Oui, c’est une grave crise d’identité qui secoue désormais la police nationale. Et nombreux sont les policiers qui ont de plus en plus de mal à comprendre l’environnement dans lequel ils évoluent. Entre menace terroriste et violences urbaines. Entre police du quotidien et chasse aux trafiquants de tous poils. Entre missions de police-secours et obligation de supporter les injures et les dénigrements, ils ont le sentiment de n’être plus que les laquais d’une société qui les marginalise et les fusibles de politiques qui les exploitent.
L’année 2017 qui vient de s’achever avait vu le nombre des suicides dans la police augmenter de manière significative. 49 policiers – mais aussi 16 gendarmes – avaient mis fin à leurs jours, faisant des dizaines d’orphelins pour une cause à laquelle il leur devient de plus en plus difficile de croire.

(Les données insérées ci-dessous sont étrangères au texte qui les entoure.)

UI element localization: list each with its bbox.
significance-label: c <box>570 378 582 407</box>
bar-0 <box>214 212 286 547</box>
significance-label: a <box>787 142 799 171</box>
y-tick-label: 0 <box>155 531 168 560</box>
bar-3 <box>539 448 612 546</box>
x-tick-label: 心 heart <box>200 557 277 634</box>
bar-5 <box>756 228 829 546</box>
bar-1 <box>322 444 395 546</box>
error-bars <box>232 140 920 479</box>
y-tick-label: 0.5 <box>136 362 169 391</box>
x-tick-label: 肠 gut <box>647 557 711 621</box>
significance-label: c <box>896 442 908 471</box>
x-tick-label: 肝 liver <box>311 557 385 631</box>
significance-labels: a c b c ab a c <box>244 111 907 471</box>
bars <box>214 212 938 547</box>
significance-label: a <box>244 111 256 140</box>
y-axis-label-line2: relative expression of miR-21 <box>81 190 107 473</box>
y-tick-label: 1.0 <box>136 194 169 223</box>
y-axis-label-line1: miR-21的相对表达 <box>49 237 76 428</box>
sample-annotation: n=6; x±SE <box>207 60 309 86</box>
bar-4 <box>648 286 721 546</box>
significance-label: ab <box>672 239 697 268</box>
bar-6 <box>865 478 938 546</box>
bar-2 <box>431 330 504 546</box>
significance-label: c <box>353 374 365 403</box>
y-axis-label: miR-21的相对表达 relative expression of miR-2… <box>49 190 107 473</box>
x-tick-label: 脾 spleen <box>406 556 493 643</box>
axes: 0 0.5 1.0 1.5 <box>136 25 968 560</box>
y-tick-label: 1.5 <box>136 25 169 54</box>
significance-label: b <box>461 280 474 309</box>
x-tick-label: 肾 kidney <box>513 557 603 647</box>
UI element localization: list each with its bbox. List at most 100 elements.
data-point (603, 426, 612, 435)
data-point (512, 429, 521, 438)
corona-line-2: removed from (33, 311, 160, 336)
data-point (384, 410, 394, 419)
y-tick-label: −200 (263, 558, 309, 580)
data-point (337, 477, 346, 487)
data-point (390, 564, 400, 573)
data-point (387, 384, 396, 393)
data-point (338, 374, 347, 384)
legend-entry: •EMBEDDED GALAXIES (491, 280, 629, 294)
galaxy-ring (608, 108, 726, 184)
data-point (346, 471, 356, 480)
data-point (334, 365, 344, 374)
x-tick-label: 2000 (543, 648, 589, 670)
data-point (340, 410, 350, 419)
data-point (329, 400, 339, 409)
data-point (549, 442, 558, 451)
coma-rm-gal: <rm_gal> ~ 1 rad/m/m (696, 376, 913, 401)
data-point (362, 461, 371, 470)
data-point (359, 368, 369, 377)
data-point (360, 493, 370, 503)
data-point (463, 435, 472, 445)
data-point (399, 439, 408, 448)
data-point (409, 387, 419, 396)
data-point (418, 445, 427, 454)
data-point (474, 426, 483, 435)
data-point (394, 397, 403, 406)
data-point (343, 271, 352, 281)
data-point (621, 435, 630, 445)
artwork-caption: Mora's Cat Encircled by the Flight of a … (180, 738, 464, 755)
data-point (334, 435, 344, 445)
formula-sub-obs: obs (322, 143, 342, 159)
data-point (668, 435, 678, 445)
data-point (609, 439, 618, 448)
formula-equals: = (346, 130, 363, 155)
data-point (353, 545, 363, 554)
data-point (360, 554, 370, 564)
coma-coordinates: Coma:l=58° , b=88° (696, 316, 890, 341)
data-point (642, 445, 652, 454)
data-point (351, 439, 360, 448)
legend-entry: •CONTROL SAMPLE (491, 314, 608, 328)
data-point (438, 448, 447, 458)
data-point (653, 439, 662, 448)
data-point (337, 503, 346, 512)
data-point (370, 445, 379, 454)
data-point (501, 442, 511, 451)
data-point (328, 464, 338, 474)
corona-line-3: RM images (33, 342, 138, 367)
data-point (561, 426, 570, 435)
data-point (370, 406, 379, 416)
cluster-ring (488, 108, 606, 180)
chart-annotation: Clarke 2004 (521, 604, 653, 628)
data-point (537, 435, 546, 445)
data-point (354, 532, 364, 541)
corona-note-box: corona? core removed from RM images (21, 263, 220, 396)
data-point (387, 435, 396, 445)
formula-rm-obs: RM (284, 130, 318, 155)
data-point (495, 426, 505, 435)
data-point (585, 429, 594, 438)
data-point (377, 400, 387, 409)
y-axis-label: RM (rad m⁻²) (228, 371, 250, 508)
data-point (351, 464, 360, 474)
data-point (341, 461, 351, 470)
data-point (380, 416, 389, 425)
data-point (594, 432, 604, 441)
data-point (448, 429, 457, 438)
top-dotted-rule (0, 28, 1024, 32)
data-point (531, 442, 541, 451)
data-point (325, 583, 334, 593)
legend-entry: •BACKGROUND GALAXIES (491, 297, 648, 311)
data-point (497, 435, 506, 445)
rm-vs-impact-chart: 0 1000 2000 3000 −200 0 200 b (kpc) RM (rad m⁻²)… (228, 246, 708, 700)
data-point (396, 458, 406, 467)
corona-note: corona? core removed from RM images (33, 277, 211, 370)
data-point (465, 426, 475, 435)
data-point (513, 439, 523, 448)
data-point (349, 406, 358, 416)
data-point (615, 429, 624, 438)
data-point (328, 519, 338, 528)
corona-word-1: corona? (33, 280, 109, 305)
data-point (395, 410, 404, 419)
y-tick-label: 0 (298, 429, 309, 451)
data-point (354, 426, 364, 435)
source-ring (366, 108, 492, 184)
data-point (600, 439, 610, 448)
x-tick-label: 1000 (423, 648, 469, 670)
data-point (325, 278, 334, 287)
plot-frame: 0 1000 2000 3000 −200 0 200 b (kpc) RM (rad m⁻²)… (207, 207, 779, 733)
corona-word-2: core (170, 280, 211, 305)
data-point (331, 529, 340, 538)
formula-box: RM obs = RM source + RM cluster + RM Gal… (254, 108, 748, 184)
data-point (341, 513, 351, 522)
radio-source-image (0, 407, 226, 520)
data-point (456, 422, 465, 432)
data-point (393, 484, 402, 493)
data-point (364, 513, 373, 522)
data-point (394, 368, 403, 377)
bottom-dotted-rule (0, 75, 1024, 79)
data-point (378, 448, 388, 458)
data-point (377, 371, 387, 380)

Que pèse, en effet, dans un monde d’indifférence et d’individualisme, le don de soi ? Pas grand-chose au regard de la destruction et du malheur d’une famille. Et pourtant, ils sont encore là, par milliers, pour continuer à se battre pour notre bien-être quotidien. Alors n’est-il pas grand temps, au lieu d’élaborer des projets ineptes et déconnectés de la réalité, telle cette police de sécurité du quotidien dont on sait à l’avance à qui elle profitera, d’entamer une vraie réflexion sur la nécessaire recomposition d’une institution à laquelle on demande toujours plus.
Entre 2005 et 2017, ce sont pas moins de 790 policiers qui se sont suicidés. Le plus souvent dans l’indifférence générale. C’est pourtant, par leur geste désespéré, un message fort qu’ils ont voulu faire entendre. Alors, allons-nous rester sourds encore longtemps ?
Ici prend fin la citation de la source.